Educational Articles

Surgical Conditions

  • The patella connects the femur and the tibia and is normally located in a groove called the trochlear groove found at the end of the femur. A luxating patella is a kneecap that 'pops out' or moves out of its normal location. The patella will luxate or slip out of the groove during extension of the leg if the trochlear groove is too shallow, if the cat is bow-legged or cow-hocked, or if the point of attachment on the tibia is off-center. There are 4 grades of patellar luxation, and a higher grade means that the condition is more severe. Your veterinarian will diagnose a luxating patella by feeling the displaced kneecap during palpation of the leg. A luxating patella can be corrected surgically, especially if the patella luxates frequently. If your veterinarian performs surgery before arthritis or other knee injury occurs, the prognosis is excellent.

  • The patella, or kneecap, is normally located in a groove on the end of the femur (thigh bone) just above the stifle (knee). The term luxating means out of place or dislocated. Therefore, a luxating patella is a kneecap that moves out of its normal location. Pet owners may notice a skip in their dog's step or see their dog run on three legs. Then suddenly they will be back on all four legs as if nothing happened. Many toy or small breed dogs, including Maltese, Chihuahua, French Poodles, and Bichon Frise dogs, have a genetic predisposition for a luxating patella. Surgery should be performed if your dog has recurrent or persistent lameness or if other knee injuries occur secondary to the luxating patella.

  • If the nerves to the colon do not function normally, the muscles of the colonic wall will not contract properly. The muscles then become stretched and the colon enlarges in diameter. Rather than being pushed into the rectum in a normal manner, fecal material accumulates in the distended colon, resulting in severe constipation called obstipation. This massive enlargement of the colon and the resulting constipation is called megacolon. Megacolon is often treatable using a medical approach but some cases require surgical intervention called subtotal colectomy.

  • Muscle tears are direct or indirect traumatic injuries that cause damage to the architecture of the muscle tissue. The most common cause is an indirect injury, or strain, caused by overstretching during athletic activities, such as running or jumping. Clinical signs of muscle tears include pain on palpation of the injured area, lameness or limping, swelling of the muscle, and/or bruising. Muscle tears are treated immediately with rest, cold compresses, and nonsteroidal anti-inflammatory drugs (NSAIDs) to reduce pain, swelling, and inflammation. In the most severe cases, surgery is likely required.

  • Muscle tears are direct or indirect traumatic injuries that cause damage to the architecture of the muscle tissue. The most common cause is an indirect injury, or strain, caused by overstretching during athletic activities, such as running or jumping. Clinical signs of muscle tears include pain on palpation of the injured area, lameness or limping, swelling of the muscle, and/or bruising. Muscle tears are treated immediately with rest, cold compresses, and nonsteroidal anti-inflammatory drugs (NSAIDs) to reduce pain, swelling, and inflammation. In the most severe cases, surgery is likely required.

  • Nasopharyngeal polyps are benign idiopathic masses originating from the middle ear that extend either down the eustachian tube or into the external ear. They can cause stertor, nasal discharge, otitis, otic discharge and head tilt. Diagnosis may involve visualization through otoscopic exam or behind the soft palate, but usually needs radiographic evidence or more advanced imaging such as CT or MRI. Treatment involves debulking the mass through traction which has a high rate of recurrence, or more advanced surgery into the bulla to remove the source of the polyp.

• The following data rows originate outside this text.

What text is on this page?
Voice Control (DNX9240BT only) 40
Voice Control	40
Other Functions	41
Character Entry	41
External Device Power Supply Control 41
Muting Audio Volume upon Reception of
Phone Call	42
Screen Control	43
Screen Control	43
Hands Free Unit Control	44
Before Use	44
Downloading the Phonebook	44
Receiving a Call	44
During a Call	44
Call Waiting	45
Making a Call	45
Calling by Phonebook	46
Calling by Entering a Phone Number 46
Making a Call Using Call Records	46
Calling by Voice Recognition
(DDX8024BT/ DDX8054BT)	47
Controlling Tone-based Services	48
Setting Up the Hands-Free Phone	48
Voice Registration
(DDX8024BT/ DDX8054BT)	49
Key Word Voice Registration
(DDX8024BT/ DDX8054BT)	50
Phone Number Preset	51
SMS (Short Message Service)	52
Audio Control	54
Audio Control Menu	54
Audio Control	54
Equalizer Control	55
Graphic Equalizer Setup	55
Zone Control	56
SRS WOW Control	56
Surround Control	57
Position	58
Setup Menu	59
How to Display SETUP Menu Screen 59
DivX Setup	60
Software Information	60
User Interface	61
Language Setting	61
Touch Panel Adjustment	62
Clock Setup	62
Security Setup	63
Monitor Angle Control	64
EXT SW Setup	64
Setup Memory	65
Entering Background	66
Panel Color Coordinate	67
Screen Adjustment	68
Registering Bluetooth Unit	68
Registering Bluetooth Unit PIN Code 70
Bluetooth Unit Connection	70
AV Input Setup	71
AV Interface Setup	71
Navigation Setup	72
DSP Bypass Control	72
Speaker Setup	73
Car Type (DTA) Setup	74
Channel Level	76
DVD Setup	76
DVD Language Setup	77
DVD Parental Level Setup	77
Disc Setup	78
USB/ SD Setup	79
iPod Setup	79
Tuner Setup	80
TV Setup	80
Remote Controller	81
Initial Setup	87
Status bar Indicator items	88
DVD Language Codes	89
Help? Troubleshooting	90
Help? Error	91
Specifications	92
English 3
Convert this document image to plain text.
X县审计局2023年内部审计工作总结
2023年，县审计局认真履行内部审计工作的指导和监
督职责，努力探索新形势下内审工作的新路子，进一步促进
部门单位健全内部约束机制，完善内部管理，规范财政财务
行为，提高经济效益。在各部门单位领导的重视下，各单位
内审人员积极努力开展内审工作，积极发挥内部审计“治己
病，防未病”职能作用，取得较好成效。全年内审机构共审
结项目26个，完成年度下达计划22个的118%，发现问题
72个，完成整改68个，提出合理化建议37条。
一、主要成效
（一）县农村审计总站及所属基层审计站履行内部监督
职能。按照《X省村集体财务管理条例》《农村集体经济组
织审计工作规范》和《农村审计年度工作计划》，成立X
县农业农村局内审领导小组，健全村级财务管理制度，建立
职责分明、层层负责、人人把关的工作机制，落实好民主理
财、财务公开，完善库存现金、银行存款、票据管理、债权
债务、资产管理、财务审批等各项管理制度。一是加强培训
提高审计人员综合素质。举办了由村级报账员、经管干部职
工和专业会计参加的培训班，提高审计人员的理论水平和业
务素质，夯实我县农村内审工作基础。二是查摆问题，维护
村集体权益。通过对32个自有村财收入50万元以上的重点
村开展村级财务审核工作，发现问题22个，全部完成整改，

  • Neuter is also referred to as orchidectomy or castration. It is a surgical procedure in which the testicles are removed in order to sterilize or render infertile, a male animal.

  • Neutering is also referred to as orchidectomy or castration. It is a surgical procedure in which the testicles are removed in order to sterilize or render a male animal infertile.

  • Osteochondritis dissecans is an inflammatory condition that occurs when diseased cartilage separates from the underlying bone. It most commonly affects the shoulder joint but the elbow, hip, or knee (stifle) may also be involved. This is a developmental disease that occurs in rapidly growing large breed dogs typically between 6 and 9 months of age and tends to occur more often in male dogs. Dogs that are affected with OCD typically limp or are lame in the affected leg or legs. Several radiographs of each affected leg are necessary in order to get an accurate assessment of various bones and joints. Treatment may involve conservative medical management or surgical intervention.

  • Ovarian remnant syndrome is a condition that occurs when ovarian tissue remains inside the body after a female dog is spayed. This tissue can produce estrogen, triggering signs of heat in the dog.